Ma adesso è nostro collega, e to’, ha anche il nastrino con la stelletta d’argento (mattacchione, nemmeno il bronzino gli è bastato).

Viene quello che succhiò dai testi tedeschi la scienza che oggi gli dà il titolo accademico e il diritto di pretendere più lauto stipendio da quello stato che non sentì il bisogno di difendere quando il rischio batteva alle porte — doveva essere ancorato bene, se nemmeno Caporetto lo disboscò — e dice:

— Che cosa hai fatto di buono:

Hai vinto la guerra e il pane cresce di prezzo e lo zucchero scompare e il carbone non viene e la Dalmazia non ce la dànno.

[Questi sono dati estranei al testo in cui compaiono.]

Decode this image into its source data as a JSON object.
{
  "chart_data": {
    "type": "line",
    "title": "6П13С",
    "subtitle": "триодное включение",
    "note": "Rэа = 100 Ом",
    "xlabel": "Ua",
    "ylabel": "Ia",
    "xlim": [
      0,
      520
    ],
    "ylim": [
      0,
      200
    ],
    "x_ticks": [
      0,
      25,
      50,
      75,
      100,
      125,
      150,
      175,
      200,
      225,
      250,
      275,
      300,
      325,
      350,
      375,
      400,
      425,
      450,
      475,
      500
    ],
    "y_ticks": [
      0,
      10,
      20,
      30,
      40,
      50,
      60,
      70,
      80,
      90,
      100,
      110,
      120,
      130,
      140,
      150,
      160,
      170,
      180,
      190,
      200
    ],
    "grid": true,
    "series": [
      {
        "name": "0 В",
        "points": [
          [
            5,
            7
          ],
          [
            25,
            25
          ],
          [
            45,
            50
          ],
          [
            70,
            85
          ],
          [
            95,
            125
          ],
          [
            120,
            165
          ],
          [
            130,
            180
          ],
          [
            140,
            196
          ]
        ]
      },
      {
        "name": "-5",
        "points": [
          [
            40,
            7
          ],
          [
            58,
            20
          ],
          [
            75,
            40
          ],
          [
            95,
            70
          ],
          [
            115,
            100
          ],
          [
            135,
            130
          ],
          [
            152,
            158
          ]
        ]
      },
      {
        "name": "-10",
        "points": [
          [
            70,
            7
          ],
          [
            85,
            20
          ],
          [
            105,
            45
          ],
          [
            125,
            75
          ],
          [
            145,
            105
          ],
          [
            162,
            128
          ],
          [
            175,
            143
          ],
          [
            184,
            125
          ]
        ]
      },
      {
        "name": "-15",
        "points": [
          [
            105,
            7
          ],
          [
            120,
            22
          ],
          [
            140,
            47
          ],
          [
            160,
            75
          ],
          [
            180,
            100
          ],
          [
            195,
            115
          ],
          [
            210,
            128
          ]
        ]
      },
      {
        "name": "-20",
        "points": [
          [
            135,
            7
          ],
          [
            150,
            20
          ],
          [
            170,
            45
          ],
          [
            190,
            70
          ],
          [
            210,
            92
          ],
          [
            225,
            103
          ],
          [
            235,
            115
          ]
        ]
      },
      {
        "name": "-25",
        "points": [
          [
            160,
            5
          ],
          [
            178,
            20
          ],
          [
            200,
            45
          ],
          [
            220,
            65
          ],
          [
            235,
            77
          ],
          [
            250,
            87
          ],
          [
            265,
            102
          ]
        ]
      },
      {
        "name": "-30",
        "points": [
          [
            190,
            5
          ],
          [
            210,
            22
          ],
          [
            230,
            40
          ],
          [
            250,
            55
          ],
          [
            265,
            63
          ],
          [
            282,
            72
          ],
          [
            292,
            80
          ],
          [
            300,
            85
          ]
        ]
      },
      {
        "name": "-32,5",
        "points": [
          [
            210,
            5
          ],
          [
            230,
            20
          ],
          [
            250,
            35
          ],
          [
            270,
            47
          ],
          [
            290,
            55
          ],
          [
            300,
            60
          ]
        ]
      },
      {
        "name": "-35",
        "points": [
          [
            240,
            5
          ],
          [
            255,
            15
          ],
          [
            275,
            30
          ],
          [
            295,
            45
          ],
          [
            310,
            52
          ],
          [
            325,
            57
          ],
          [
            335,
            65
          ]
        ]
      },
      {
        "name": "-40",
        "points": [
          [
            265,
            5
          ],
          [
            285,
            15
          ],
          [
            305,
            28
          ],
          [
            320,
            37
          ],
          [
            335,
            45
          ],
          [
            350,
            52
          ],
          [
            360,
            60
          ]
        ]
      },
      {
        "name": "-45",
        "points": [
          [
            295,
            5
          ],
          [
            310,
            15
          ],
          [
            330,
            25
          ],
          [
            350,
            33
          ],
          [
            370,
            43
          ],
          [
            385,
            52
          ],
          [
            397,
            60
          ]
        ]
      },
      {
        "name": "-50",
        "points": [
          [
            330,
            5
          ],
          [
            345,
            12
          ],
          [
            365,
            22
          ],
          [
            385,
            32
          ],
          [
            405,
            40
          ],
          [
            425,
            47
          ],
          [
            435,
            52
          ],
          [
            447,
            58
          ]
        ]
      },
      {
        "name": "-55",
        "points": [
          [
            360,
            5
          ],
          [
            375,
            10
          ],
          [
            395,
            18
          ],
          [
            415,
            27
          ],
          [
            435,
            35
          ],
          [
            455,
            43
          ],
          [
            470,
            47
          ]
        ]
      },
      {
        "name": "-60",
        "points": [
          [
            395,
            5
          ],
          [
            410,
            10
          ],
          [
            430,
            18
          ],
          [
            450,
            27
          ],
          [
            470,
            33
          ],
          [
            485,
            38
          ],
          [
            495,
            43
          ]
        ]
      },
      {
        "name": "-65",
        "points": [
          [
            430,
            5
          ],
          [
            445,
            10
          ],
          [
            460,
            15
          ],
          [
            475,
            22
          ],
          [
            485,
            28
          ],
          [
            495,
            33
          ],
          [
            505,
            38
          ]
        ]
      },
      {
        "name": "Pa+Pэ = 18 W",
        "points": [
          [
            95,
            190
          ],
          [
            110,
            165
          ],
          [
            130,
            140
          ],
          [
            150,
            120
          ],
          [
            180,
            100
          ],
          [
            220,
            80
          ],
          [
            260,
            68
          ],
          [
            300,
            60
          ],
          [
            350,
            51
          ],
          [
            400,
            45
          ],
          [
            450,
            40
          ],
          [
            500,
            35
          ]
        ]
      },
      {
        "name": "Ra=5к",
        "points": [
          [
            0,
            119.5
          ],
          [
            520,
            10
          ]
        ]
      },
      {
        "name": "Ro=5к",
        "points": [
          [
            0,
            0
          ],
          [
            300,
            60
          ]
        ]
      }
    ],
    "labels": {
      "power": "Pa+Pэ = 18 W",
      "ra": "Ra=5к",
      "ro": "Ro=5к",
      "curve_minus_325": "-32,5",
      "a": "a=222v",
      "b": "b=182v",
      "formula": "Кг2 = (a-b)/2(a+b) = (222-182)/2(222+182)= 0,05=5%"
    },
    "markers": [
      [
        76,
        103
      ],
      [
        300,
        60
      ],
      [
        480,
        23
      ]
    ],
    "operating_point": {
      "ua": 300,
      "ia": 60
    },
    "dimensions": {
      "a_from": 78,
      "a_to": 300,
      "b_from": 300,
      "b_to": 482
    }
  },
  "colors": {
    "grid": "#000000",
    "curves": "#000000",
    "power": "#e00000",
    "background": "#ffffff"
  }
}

Fesso, valeva la pena che facessi il fesso su per la prima linea.

Ahimé — ché viene poi quello che l’ottobre della sconfitta disviticchiò dalla sua nicchia, a cui una legge oscena impose il grado d’ufficiale suo malgrado, e questa volta ha ragione lui, che può parlare di Piave e di Grappa e dell’impeto per le forre conquistate, lui che alla guerra fu cacciato riluttante e ne sa solo la bellezza e l’entusiasmo, con il consentimento del paese al tergo, con tutta la generosa ricchezza di mezzi e di conforto d’una nazione che s’era finalmente decisa a voler vincere la guerra.

Tutto questo, e solo questo ha avuto.